The Forgotten Summer

I am two novels along since I published THE FORGOTTEN SUMMER with Penguin in March 2016. For those who read my post last month you will know that my latest novel, THE HOUSE ON THE EDGE OF THE CLIFF, to be published 16th May 2019, is set in Paris during the 1968 student riots, and from there the story unfolds.
https://www.penguin.co.uk/books/305963/the-house-on-the-edge-of-the-cliff/9781405933346.html

Usually, when a book or any work of mine has been completed, I move on. Except for editorial or marketing purposes, I find it very difficult to revisit the material because I worry over how I might have improved it. THE FORGOTTEN SUMMER seems to be an exception. Not because I am pleased with my work but because there is such a richesse of material that I might have used, and might still use one day.
The story is set on a family-owned vineyard in the south of France. Within the family, there are secrets and factions. Jane, the English woman who moves into the family when she marries Luc, the French son of Clarisse, the widowed proprietor of the vineyard, only begins to discover how deep and dark are those secrets when a tragedy occurs. Clarisse, her mother-in-law, is a pied noir, a black foot, a French woman, an ex-colonialist, born and raised in Algeria. Her son Luc was also born there. They fled to France at the end of the Algerian war in the summer of 1962, soon after De Gaulle gave independence to Algeria. Once safely arrived in France, they set up home on the vineyard, which is where the main action of the novel takes place.
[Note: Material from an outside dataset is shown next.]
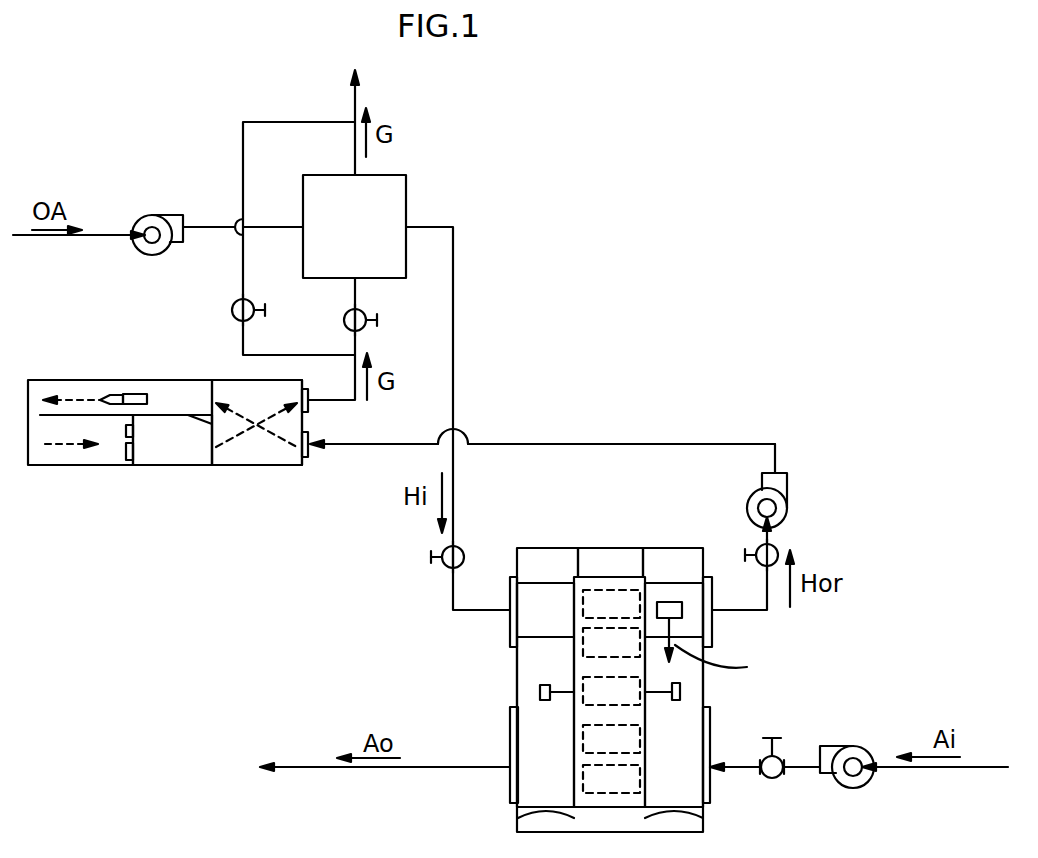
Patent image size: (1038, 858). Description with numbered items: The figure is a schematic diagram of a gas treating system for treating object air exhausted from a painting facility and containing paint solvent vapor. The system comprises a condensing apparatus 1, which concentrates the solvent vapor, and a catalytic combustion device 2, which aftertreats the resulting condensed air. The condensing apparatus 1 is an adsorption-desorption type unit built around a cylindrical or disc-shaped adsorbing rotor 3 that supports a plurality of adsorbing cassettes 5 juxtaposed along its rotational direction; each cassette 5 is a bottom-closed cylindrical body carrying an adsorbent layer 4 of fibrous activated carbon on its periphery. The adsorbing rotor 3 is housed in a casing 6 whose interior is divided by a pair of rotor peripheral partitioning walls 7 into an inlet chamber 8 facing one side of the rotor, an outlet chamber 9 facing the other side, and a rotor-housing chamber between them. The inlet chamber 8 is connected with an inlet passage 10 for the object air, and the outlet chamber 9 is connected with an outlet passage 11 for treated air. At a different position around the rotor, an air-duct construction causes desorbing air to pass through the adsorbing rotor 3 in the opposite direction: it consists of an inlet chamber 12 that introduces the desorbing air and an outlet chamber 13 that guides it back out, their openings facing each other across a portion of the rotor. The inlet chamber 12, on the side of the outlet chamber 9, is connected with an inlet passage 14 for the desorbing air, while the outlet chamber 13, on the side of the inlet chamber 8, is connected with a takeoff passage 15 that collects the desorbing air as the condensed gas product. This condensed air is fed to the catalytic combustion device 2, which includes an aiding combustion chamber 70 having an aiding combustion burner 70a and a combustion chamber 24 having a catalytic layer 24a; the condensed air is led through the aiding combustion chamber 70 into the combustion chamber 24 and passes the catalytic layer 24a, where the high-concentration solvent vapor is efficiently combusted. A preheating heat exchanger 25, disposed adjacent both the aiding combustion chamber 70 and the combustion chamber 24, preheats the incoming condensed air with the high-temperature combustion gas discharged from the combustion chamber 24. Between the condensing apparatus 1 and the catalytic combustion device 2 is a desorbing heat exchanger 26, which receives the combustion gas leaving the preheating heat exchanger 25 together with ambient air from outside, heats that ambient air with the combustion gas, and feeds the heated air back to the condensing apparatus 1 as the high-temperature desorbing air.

I must be honest and say that when I delivered the book to my agent and it went to auction there was a background seam within the story that I had not entirely dared to address. The shadows lurking from the Algerian past of two of the main characters were hinted at, but not followed through. It was only when Maxine Hitchcock, my editor at Michael Joseph, Penguin, acquired the book and sent through her notes to me that I was encouraged to face head on those shadows, the ghosts I was writing about.
Behind the beauty and seductive landscape of the South of France, there lies a a more lurid past, Luc and Clarisse’s, set in French-ruled Algeria.

Why am I returning in my thoughts to THE FORGOTTEN SUMMER and that bloody period in French history?  President Emmanuel Macron has recently made a gesture that might go some way to healing this troubled past.